A major Army Aviation Systems Project Office initiative is creating an acquisition program to give pilots and crews the ability to see through limited visibility conditions such as dust or snow, according to the project manager.
A study led by the Program Executive Officer Aviation with other safety and sustainment offices had determined that “the greatest threat to aircraft was the degraded visual environment (DVE),” said Col. Anthony Potts here during a media briefing at the Army Aviation Association of America professional forum and exhibition.
For example, final approach to a landing zone in the desert can get into a “brownout” condition as helicopter rotors kick up sand, Potts said. That can lead to a loss of visual reference with the ground. As a pilot loses situational awareness, the aircraft can drift along the ground, and if the skids, wheels, or any other part of the helicopter catches something on the ground, it is possible for it to roll over, and pilots can’t recover from that. The aircraft comes apart, which is expensive in terms of lives and airframes.
The Office of the Secretary of Defense Helicopter Safety Task force allocated $226 million over the Fiscal year 2011-2015 Program Objective Memorandum (POM) to address the DVE issue. Part of that money will be used for the ONS effort.
Additionally, PEO Aviation is standing up a DVE program of record and around the Sept. 12 timeframe, “we want a materiel development decision (MDD) to go to pre-milestone A,” Potts said. This effort will be to take a holistic approach to DVE from flight controls to synthetic vision.
The ONS effort is for delivery of five Helicopter Autonomous Landing Systems (HALS) units, three will go on operational aircraft, one test asset, and one spare. The goal is to have these units delivered and operational 18-24 months from contract award.
Science and Engineering Serices Inc. (SESI) awarded a contract to Sierra Nevada Corp. (SNC) to fulfill the DVE ONS. SNC’s HALS combines real-time 3D radar imagery with digital terrain map, satellite imagery and DVE specific guidance symbology to provide a complete DVE solution for takeoff, approach and landing operations in fog, brownouts, and other DVE’s.
The office is working on DVE with on a variety of solutions, to include millimeter wave radar, which was found after evaluations to be the best solution able to penetrate heavy dust and obscurants.

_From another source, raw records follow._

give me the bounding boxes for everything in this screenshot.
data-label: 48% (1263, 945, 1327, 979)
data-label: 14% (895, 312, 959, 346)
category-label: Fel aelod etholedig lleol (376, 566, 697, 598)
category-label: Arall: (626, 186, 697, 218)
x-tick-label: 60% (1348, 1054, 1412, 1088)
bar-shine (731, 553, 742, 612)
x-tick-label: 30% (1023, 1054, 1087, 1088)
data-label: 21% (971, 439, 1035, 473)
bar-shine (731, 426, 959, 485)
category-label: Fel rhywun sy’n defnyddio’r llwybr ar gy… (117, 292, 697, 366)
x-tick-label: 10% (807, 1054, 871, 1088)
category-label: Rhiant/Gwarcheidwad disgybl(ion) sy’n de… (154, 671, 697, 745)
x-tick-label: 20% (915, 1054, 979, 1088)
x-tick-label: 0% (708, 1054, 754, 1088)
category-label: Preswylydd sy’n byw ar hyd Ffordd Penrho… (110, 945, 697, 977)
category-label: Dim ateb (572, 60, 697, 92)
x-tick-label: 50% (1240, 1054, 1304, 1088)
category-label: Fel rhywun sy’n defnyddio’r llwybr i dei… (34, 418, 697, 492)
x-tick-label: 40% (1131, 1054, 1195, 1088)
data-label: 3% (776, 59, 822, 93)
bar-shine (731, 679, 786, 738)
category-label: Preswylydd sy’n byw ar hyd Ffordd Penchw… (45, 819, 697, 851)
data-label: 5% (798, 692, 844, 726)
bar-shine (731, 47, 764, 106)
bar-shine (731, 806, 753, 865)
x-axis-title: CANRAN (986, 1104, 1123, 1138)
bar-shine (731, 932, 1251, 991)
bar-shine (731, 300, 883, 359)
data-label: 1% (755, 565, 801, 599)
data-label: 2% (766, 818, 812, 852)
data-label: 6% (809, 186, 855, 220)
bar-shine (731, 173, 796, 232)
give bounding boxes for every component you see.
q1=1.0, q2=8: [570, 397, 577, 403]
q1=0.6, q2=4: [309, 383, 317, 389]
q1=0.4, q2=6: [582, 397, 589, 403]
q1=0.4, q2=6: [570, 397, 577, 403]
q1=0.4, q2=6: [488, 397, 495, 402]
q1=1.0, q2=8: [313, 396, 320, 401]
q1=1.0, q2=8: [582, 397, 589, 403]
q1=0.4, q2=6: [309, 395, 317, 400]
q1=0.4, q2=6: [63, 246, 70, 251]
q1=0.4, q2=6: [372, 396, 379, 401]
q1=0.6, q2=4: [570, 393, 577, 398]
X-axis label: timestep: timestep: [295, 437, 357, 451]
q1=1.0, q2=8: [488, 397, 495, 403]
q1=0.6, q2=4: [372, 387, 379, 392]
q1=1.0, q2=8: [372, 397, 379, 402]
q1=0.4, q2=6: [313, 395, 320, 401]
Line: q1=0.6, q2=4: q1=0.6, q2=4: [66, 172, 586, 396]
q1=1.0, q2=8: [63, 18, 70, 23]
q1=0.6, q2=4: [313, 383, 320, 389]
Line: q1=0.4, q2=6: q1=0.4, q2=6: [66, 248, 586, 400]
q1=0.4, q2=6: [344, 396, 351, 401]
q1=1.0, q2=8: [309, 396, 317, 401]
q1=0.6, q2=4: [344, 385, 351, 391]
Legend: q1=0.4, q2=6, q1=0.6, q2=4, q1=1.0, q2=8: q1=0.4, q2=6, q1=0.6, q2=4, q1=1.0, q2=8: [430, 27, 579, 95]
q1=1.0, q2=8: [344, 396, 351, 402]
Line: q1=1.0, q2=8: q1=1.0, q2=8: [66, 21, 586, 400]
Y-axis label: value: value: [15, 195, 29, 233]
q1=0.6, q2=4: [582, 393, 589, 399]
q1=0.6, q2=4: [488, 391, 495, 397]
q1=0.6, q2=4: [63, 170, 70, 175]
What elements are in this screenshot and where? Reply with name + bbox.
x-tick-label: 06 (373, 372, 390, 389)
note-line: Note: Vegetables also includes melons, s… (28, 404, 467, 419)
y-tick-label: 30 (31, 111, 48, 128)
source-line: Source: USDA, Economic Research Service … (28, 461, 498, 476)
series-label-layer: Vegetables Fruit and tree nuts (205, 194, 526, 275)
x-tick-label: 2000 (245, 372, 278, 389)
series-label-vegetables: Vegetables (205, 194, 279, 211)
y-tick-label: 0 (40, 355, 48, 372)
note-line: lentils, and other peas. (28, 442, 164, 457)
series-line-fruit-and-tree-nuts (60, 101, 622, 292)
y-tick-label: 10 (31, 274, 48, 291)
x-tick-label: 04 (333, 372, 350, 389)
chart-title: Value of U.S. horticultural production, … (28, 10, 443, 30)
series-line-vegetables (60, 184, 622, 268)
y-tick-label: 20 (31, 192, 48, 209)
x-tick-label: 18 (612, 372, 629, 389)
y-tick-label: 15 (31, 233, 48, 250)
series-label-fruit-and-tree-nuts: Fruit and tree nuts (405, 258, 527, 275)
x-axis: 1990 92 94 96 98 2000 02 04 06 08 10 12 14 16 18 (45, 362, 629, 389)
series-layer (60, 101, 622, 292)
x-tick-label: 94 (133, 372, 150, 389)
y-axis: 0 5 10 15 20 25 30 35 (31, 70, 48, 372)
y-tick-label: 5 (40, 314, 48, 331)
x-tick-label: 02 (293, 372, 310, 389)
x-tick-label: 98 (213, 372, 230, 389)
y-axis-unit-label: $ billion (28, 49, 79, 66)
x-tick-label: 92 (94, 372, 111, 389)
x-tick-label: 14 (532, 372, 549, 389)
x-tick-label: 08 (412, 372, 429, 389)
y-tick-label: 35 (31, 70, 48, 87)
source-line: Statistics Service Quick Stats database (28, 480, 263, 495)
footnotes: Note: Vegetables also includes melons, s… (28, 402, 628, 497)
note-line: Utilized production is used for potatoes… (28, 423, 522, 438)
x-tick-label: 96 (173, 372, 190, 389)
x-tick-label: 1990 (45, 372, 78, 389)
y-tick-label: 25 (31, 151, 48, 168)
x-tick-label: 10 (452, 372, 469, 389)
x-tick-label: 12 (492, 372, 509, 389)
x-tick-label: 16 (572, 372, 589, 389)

“It paints a picture of the ground in front of you, the pilot sees some relative motion indicators, if it’s say, a Humvee, or a ditch,” he said. Training is key and so are databases that map the earth and can be used to build a virtual picture of what the world looks like. The databases may not paint the Humvee or the ditch, but it could provide part of the solution, painting a virtual world for the pilot, giving him a symbology set, advanced digital flight stabilitization controls and the ability to create a more stable platform.
The Aviation Systems project office has other major aviation systems initiatives under way to include being the focal point for Program Executive Office Aviation for planning for all aviation elements in the Army’s Network Integration Evaluation (NIE). Building the network to connect soldiers to their weapons, other systems, aviation and each other is the number one Army modernization priority.
For the systems project office, the NIEs, held twice a year at White Sands Missile Range, N.M., are to work the aviation portion of the network, considered “hard and expensive,” Potts said, while doing the ground network first.
However, Potts said, “the issue is that it’s one network, ground or air,” and aviation is the enabler of the network, able to break line of sight barriers and can extend the capable range of the networks.
Soldiers at the tactical edge will have Soldier Radio Waveform (SRW), generally Rifleman Radio, with a range of around 2 kilometers, Potts said. However, put an aviation platform up in the air, and you have an enabler that extends the Rifleman Radio range some 20 kilometers.
“That’s huge if you are in the fight in difficult terrain–to enable the network to extend its range,” Potts said.
Army aviation understands the concept of a “roamers” network. Brigades travel together and don’t leave a network and come back, he said. Aviation is in and out of networks—several of them, all the time and that’s where complexities begin.
Aviators want the SRW position location data out there, and voice communications, so as helicopters are inbound they can plan their route to the area of fire, evaluate the situation en route and come in “trigger hot”—a lethal capability to have, Potts said.
“We have to try to figure out how to do that,” he said.